As such, I have devoted most of my life to doing quite literally anything else other than have a real job where I work under some man who refuses to admit that he is balding and combs his hair over in such a way that Bobby Charlton himself would tell him: ‘Rob, just shave it off, mate’. I went to university, thrice; I took every opportunity to have gap years and study abroad experiences and all the rest of it, extending those spells in university to its very limits. I ran off to Germany for a year to volunteer for an organisation about whom I knew I nothing and, now that I do know, wish to eradicate in some whistle-blowing scheme, owing, largely, to the incompetent authorities running the place. I was also on the verge of joining some mad-cap charity trek to walk across the Andes before I came to my senses and realised that I struggle to walk from one room to another in my house let alone a mountain range. And also because I had no desire to do the fund-raising bit before going.

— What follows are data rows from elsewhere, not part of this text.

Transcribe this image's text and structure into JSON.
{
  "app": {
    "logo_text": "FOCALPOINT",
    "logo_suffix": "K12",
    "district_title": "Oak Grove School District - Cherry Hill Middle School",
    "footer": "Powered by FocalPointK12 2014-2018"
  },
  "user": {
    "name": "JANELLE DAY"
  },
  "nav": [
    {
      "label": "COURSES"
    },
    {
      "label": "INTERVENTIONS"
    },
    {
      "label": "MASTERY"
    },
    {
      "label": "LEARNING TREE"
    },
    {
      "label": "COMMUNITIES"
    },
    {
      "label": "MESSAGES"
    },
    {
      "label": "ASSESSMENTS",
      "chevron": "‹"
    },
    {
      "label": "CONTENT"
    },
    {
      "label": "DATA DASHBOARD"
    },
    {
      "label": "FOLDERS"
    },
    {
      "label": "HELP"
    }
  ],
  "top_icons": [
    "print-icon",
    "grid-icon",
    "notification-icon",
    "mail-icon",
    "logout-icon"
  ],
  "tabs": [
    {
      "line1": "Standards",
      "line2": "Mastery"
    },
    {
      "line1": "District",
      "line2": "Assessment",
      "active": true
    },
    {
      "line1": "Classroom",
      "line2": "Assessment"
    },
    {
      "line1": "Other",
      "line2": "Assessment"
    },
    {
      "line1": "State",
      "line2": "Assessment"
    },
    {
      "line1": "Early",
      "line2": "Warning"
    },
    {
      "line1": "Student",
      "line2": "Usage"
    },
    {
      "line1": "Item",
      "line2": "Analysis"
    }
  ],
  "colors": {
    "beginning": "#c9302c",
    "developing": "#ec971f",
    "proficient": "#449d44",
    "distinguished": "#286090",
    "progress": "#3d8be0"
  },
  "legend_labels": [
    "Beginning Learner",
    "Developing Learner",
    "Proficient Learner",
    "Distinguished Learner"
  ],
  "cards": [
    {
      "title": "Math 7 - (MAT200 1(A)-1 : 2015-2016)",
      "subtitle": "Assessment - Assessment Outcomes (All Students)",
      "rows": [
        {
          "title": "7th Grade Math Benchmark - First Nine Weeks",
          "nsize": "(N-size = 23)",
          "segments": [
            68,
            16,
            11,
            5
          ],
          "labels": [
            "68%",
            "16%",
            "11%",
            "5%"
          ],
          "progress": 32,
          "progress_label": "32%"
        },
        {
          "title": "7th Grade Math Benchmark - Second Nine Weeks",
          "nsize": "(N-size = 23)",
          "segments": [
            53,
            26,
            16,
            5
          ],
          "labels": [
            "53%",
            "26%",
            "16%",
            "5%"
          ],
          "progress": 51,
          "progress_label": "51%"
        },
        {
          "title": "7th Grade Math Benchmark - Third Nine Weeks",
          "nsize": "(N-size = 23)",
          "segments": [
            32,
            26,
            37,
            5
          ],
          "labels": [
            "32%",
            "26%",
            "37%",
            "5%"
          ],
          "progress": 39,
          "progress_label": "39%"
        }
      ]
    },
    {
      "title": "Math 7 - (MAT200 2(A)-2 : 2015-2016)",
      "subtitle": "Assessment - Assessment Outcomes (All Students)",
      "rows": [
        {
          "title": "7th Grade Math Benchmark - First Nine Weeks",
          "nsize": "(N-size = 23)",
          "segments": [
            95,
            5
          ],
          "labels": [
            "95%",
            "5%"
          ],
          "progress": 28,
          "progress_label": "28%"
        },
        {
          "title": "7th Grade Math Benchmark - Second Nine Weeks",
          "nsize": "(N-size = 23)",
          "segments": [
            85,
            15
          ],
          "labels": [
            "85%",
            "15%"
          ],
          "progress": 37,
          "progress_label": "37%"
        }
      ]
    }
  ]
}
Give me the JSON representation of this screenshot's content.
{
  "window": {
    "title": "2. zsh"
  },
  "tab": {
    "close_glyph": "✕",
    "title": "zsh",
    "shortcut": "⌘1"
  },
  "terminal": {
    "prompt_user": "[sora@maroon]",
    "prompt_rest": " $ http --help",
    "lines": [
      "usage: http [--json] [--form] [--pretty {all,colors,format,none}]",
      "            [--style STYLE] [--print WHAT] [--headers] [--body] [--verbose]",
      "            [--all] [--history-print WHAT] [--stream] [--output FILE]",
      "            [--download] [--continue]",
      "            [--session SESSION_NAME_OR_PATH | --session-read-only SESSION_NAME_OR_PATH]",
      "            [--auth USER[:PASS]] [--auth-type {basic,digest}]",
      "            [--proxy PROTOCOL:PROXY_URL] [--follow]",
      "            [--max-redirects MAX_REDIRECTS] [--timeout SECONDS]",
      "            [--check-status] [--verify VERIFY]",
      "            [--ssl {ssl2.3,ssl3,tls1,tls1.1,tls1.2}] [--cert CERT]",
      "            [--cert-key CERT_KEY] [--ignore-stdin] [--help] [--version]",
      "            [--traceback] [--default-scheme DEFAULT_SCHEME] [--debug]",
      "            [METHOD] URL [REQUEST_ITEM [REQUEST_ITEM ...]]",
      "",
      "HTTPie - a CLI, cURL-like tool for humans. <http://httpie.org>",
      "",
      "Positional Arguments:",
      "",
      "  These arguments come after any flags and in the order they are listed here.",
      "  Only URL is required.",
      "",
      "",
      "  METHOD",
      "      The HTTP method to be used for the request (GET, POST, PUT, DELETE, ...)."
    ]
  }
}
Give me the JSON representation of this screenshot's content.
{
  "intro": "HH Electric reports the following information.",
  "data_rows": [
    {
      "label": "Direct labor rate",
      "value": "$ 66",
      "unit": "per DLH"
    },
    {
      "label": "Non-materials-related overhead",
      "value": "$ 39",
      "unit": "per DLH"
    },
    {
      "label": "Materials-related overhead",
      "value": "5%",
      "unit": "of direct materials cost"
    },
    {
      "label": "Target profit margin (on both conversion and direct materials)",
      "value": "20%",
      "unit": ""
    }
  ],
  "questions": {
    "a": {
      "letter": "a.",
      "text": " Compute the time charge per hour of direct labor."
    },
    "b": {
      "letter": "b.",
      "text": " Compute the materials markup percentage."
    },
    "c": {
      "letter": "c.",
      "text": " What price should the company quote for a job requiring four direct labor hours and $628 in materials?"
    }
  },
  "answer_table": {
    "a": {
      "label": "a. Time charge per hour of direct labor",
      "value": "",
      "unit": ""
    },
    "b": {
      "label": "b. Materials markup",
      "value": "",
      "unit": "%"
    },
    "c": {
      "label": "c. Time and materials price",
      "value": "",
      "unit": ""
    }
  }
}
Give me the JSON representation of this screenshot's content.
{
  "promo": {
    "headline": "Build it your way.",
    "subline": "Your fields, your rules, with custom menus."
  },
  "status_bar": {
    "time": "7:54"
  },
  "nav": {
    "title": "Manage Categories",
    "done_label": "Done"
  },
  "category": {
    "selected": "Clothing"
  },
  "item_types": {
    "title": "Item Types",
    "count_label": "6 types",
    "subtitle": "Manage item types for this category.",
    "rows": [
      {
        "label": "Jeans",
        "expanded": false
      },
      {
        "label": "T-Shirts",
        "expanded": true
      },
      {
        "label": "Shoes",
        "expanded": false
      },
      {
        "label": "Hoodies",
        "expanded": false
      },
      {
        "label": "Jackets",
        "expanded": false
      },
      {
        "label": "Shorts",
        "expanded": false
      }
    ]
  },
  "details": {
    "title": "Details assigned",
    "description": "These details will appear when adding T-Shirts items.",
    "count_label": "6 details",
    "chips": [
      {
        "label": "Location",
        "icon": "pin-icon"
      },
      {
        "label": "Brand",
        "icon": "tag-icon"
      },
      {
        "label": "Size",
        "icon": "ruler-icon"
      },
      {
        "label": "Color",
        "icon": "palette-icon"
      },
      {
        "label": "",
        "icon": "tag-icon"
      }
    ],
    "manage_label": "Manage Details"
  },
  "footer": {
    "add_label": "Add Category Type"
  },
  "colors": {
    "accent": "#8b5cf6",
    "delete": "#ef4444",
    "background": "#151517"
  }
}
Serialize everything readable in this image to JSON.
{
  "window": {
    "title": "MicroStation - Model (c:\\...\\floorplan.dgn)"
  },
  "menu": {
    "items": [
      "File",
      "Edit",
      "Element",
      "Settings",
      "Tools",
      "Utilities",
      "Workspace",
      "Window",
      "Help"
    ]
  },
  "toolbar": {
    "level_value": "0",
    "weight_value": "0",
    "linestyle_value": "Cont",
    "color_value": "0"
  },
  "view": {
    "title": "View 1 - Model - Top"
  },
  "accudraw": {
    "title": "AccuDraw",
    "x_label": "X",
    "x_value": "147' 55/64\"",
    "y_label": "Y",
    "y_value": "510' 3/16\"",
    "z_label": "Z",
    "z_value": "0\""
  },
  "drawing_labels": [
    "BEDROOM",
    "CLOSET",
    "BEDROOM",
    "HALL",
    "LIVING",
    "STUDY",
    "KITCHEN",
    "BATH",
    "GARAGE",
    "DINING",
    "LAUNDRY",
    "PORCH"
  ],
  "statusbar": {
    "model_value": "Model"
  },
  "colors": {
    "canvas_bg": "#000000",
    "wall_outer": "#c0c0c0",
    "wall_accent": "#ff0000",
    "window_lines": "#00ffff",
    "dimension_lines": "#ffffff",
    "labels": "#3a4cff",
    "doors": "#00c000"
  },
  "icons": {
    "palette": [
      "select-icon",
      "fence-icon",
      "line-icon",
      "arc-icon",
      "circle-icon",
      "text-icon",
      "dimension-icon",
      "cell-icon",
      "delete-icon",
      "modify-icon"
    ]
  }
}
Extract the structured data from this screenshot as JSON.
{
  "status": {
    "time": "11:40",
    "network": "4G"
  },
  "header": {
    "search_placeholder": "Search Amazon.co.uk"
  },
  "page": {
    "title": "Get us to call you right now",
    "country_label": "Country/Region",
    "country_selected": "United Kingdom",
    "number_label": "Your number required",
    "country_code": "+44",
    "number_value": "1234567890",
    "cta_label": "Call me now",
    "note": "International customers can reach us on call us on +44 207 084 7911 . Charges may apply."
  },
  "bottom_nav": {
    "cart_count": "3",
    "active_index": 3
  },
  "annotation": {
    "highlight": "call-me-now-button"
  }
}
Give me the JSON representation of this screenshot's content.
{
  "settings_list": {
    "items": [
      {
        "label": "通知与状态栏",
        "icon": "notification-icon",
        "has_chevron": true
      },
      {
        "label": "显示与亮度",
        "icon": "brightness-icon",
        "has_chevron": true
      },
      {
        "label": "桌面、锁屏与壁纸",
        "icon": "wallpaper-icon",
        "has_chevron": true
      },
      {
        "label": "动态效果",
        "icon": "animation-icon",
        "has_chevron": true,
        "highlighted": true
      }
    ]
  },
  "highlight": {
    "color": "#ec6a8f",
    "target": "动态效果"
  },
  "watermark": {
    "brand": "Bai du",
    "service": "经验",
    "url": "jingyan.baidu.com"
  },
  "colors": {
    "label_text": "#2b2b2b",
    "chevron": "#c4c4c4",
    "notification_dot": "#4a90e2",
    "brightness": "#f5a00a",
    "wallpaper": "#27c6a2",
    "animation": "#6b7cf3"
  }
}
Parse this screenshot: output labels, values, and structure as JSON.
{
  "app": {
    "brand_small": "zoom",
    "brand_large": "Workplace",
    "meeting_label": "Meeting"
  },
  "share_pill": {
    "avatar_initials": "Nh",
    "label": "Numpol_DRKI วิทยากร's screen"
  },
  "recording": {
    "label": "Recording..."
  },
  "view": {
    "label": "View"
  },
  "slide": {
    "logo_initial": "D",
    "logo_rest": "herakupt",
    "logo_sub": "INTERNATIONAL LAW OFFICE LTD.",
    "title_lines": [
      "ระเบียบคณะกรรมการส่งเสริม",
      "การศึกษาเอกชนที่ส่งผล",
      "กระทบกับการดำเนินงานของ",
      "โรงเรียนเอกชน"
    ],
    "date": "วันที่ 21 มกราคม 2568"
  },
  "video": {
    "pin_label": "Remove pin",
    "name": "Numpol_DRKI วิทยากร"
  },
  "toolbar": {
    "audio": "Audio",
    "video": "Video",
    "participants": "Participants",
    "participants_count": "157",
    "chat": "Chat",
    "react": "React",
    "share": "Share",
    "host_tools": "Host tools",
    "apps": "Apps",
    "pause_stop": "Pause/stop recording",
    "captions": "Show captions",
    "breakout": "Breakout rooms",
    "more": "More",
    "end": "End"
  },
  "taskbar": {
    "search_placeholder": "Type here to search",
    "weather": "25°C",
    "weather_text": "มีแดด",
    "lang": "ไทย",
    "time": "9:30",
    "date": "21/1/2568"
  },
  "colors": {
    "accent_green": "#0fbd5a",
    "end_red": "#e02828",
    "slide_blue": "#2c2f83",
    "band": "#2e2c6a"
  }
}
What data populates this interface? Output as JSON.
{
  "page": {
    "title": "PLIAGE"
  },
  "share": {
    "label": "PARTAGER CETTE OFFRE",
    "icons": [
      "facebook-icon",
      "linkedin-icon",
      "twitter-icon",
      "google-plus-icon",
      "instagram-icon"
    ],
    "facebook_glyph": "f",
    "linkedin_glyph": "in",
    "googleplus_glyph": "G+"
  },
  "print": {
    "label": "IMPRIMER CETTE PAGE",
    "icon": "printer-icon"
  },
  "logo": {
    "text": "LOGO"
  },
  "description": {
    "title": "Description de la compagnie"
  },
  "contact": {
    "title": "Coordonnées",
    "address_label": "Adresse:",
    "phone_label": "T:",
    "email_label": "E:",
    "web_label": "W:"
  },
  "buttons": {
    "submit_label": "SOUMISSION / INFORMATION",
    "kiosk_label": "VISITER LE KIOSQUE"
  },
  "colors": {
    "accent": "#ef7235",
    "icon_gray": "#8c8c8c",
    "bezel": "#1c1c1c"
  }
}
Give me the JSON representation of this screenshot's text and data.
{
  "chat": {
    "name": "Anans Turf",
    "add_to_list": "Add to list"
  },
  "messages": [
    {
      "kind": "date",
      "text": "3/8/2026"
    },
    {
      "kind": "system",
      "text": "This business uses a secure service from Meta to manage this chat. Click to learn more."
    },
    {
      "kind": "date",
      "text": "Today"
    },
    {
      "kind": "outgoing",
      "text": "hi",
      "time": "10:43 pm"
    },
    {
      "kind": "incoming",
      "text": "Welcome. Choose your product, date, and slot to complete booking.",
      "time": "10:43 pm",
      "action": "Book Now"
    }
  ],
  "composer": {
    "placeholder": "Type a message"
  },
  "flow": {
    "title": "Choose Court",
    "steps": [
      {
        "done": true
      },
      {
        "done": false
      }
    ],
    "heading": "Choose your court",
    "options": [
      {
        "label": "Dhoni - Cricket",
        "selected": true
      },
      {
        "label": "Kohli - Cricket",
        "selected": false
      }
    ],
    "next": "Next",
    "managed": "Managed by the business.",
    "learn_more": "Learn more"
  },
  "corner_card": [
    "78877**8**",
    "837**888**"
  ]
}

But I have, of course, also failed in this endeavour to not work. On several occasions, in fact. I have, at one time or another, dipped my toe into the river of retail, the aquas of administration, the fjords of finance. I have also dallied in the mudflats of marketing but to say so would have broken the rule of three. The issue with this mindset is that it makes one rather short on cash—a problem that will solve itself indefinitely when people begin buying my book on Amazon.

This issue with authority rose from primary school, and begun shortly after moving from one school to another. At that former school, my last day had been at the end of term. I remember its name well; for it was the William Wordsworth Primary School. Going to school named after one of the worst poets to ever disgrace the English language is reason to enough to hate the authorities, but this had nothing to do with it. At that time I had not yet found myself subjected to the turgid diatribe that is Wordsworth’s legacy. As an aside, when I do get my riches, I am going to buy that school, or at least make a heavy investment in it. In return for that investment, I will demand one thing: the addition of ‘is terrible’ between Wordsworth and Primary. My overwhelming memory of my time at that school was the final day. We had to bring in a collection of foodstuffs, for a reason I know not. Perhaps it was for a harvest-themed festival or some food bank or, given how little teachers are paid, I was used as a pawn to pay for that week’s shopping. One of the items I bought in was a jar of bolognese sauce. When I put the jar on the table I hit the desk too hard. Glass hit the table. Glass hit the floor. Sauce hit the table. Sauce hit the floor. Sauce hit me. It was like a murder scene, as if the Dolmio Man had finally snapped after one too many slappings of his fingers by the Dolmio Wife. I also remember a girl named Clarissa, with whom I was infatuated because I liked the show of the same name. I was five or six at the time, tenuous links to sitcoms are all one needs to fall in love at that age.

Anyway, shortly after that, I begun life at a new school. I am told that the Sauce Incident had no bearing on this and that it was always the plan to move to a new town. I have my doubts. On the first day at this new school, named after one of the Saints—Matthew I think, one of the apostles, not Le Tissier—there was an assembly. Several hundred children sat tightly packed in a too warm auditorium barely listening to the short, bespectacled teacher recite some nonsense about something nobody cared about. One of the children, deciding to haze the new student, began kicking me in the back. Rather than turn around and give him a kicking back, I put up my hand and told the teacher that some guy behind me was kicking me in the back. Her response was to single me out, summon me to the front and make me stand at her side in full view of the rest of the school for the remainder of the assembly. It was in that moment, standing beside her, the punished party while the prick who was prodding me got to sit somewhat comfortably next to his friends that I realised life was unfair. The teacher’s berating of me after the assembly, accusing me of doing something to egg him on, proved that incompetents rise to the top and that anybody with Senior or Manager or who is in some role of authority over others deserves contempt. ‘Oh yes, Miss Thickwit, I asked the guy to kick me in the spine. I decided that the idea of becoming paralysed from the waist down was my idea of fun.’ It’s a lesson I have never forgotten. To further compound the learning experience, as punishment, I was made to join the school play in which I had to dress up as some form of elephant-bee hybrid and sing songs about the negative impact aerosols have on the O-zone layer. It’s for this reason I go to public places and spend my days spraying deodorant on the plants.

Some might read that moment and take my crusade to never take orders from anybody else to such an extreme that I will not bite my tongue for eight hours a day somewhat of an overreaction. I disagree. You are wrong and I am right. Besides, I am far too stubborn to set myself on a different path. I am content to live or die by my creed. And, anyway you look at it, that makes me better than you.